Gryphon_ New and Selected Stories - Charles Baxter [196]
She looked at me with an expression of honesty, solemn and accusing. I said, “Isn’t it a beautiful day?”
“Yes. It’s always a beautiful day. That’s not the subject.”
I had the feeling that I would never have a normal conversation with this woman. “You were so good for him,” I blurted out, and her expression did not change. “But you should have seen through him. He must have wanted to keep you for himself and his birds and cats and dogs. You were his last precious possession. And, no, he really didn’t invite me to meet you. Something happened to him,” I said, a bit manically. “He turned into something he hadn’t been. Maybe that was it. Being poor.”
“Oh,” she said, after turning back toward me and sizing me up, “poor. Well. We liked being poor. It was sort of Buddhist. It was harder for him than for me. We lived as a family, I’ll say that. And I loved him. He was a sweetie, and very devoted to me and Robert and his animals.” She hoisted the baby and burped him. “He had a very old soul. He wasn’t a suicide, if that’s what you’re thinking. Are you all right?”
“Why?”
“You look like you’re going to faint.”
“Oh, I’m managing,” I said. In truth, my head felt as if the late-afternoon sunlight were going right through the skull bones with ease, soaking the gray matter with photons. “Listen,” I asked her, “do you want to go for a drink?”
“I can’t drink,” she said. “I’m nursing. And you’re married, and you have children.” How old-fashioned she was! I decided to press forward anyway.
“All right, then,” I said. “Let’s have coffee.”

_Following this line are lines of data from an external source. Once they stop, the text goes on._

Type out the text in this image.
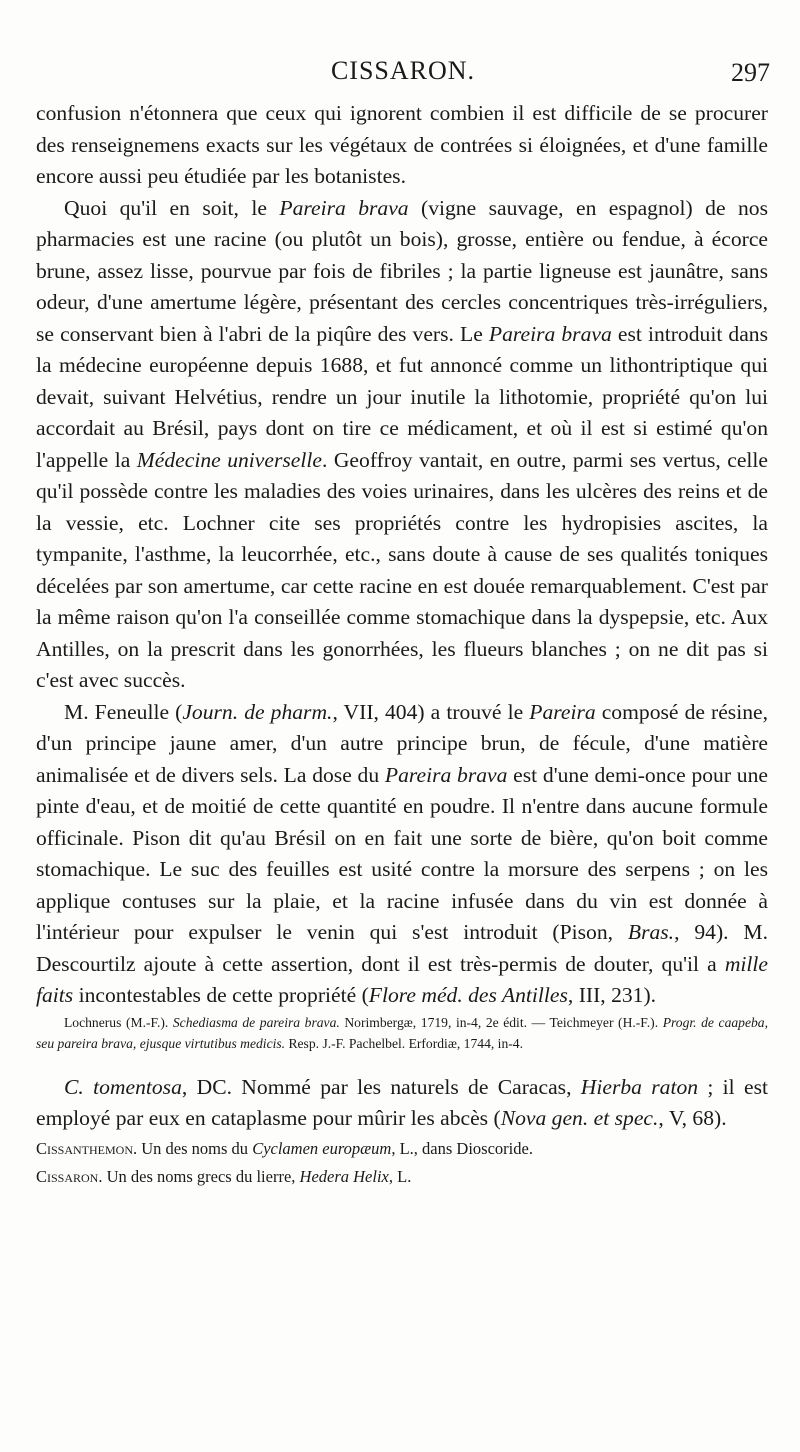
CISSARON.	297

confusion n'étonnera que ceux qui ignorent combien il est difficile de se procurer des renseignemens exacts sur les végétaux de contrées si éloignées, et d'une famille encore aussi peu étudiée par les botanistes.

Quoi qu'il en soit, le Pareira brava (vigne sauvage, en espagnol) de nos pharmacies est une racine (ou plutôt un bois), grosse, entière ou fendue, à écorce brune, assez lisse, pourvue par fois de fibriles ; la partie ligneuse est jaunâtre, sans odeur, d'une amertume légère, présentant des cercles concentriques très-irréguliers, se conservant bien à l'abri de la piqûre des vers. Le Pareira brava est introduit dans la médecine européenne depuis 1688, et fut annoncé comme un lithontriptique qui devait, suivant Helvétius, rendre un jour inutile la lithotomie, propriété qu'on lui accordait au Brésil, pays dont on tire ce médicament, et où il est si estimé qu'on l'appelle la Médecine universelle. Geoffroy vantait, en outre, parmi ses vertus, celle qu'il possède contre les maladies des voies urinaires, dans les ulcères des reins et de la vessie, etc. Lochner cite ses propriétés contre les hydropisies ascites, la tympanite, l'asthme, la leucorrhée, etc., sans doute à cause de ses qualités toniques décelées par son amertume, car cette racine en est douée remarquablement. C'est par la même raison qu'on l'a conseillée comme stomachique dans la dyspepsie, etc. Aux Antilles, on la prescrit dans les gonorrhées, les flueurs blanches ; on ne dit pas si c'est avec succès.

M. Feneulle (Journ. de pharm., VII, 404) a trouvé le Pareira composé de résine, d'un principe jaune amer, d'un autre principe brun, de fécule, d'une matière animalisée et de divers sels. La dose du Pareira brava est d'une demi-once pour une pinte d'eau, et de moitié de cette quantité en poudre. Il n'entre dans aucune formule officinale. Pison dit qu'au Brésil on en fait une sorte de bière, qu'on boit comme stomachique. Le suc des feuilles est usité contre la morsure des serpens ; on les applique contuses sur la plaie, et la racine infusée dans du vin est donnée à l'intérieur pour expulser le venin qui s'est introduit (Pison, Bras., 94). M. Descourtilz ajoute à cette assertion, dont il est très-permis de douter, qu'il a mille faits incontestables de cette propriété (Flore méd. des Antilles, III, 231).

Lochnerus (M.-F.). Schediasma de pareira brava. Norimbergæ, 1719, in-4, 2e édit. — Teichmeyer (H.-F.). Progr. de caapeba, seu pareira brava, ejusque virtutibus medicis. Resp. J.-F. Pachelbel. Erfordiæ, 1744, in-4.

C. tomentosa, DC. Nommé par les naturels de Caracas, Hierba raton ; il est employé par eux en cataplasme pour mûrir les abcès (Nova gen. et spec., V, 68).

Cissanthemon. Un des noms du Cyclamen europæum, L., dans Dioscoride.

Cissaron. Un des noms grecs du lierre, Hedera Helix, L.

There is a peculiar lull that takes over New York in early afternoon, around two thirty. In the neighborhood coffee shops, the city’s initial morning energy drains out and a pleasant tedium, a trance, holds sway for a few minutes. In any other civilized urban setting, the people would be taking siestas. Here, voices grow subdued and gestures remain incomplete. You lean back in your chair to watch the vapor trails aimed toward LaGuardia or Newark, and for once no one calls you, there is nothing to do. Radios are tuned to baseball, and conversations stop as you drift off to imagine the runner on second, edging toward third. Camille and I went into a little greasy spoon called Here to Eat and sat down at a table near the front window. The cook stared out at the blurring sidewalk, his eyelids heavy. He seemed massively indifferent to our presence and our general needs. The server barely noticed that we were there. She sat at one of the counter stools working on a crossword. No one even looked up.
Eventually the server brought us two cups of stale, burned coffee.
“At last,” I said. “I thought it’d never come.”
The baby was asleep in the crook of Camille’s right arm. After a few minutes of pleasantries, Camille asked me, “So. Why are you here?”
“Why am I here? I’m here because of Brantford. For his memory. We were always close.”
“You were?” she said.
“I thought so,” I replied.
Her face, I now noticed, had the roundedness that women’s faces acquire after childbirth. Errant bangs fell over her forehead, and she blew a stream of air upward toward them. She gave me a straight look. “He talked about you as his long-lost brother, the one who never came to see him.”
“Please. I—”
She wasn’t finished. “You look alike,” she said, “but that doesn’t mean that you were close. You could have been his identical twin and you wouldn’t have been any closer to him than you are now. Anyway, what was I asking? Oh, yes. Why are you here? With me? Now.”
“For coffee. To talk. To get to know you.” I straightened my necktie. “After all, he was my cousin.” I thought for a moment. “I loved him. He was better than me. I need to talk about him, and you didn’t plan a reception. Isn’t that unusual?”
“No, it isn’t. You wanted to get to know me?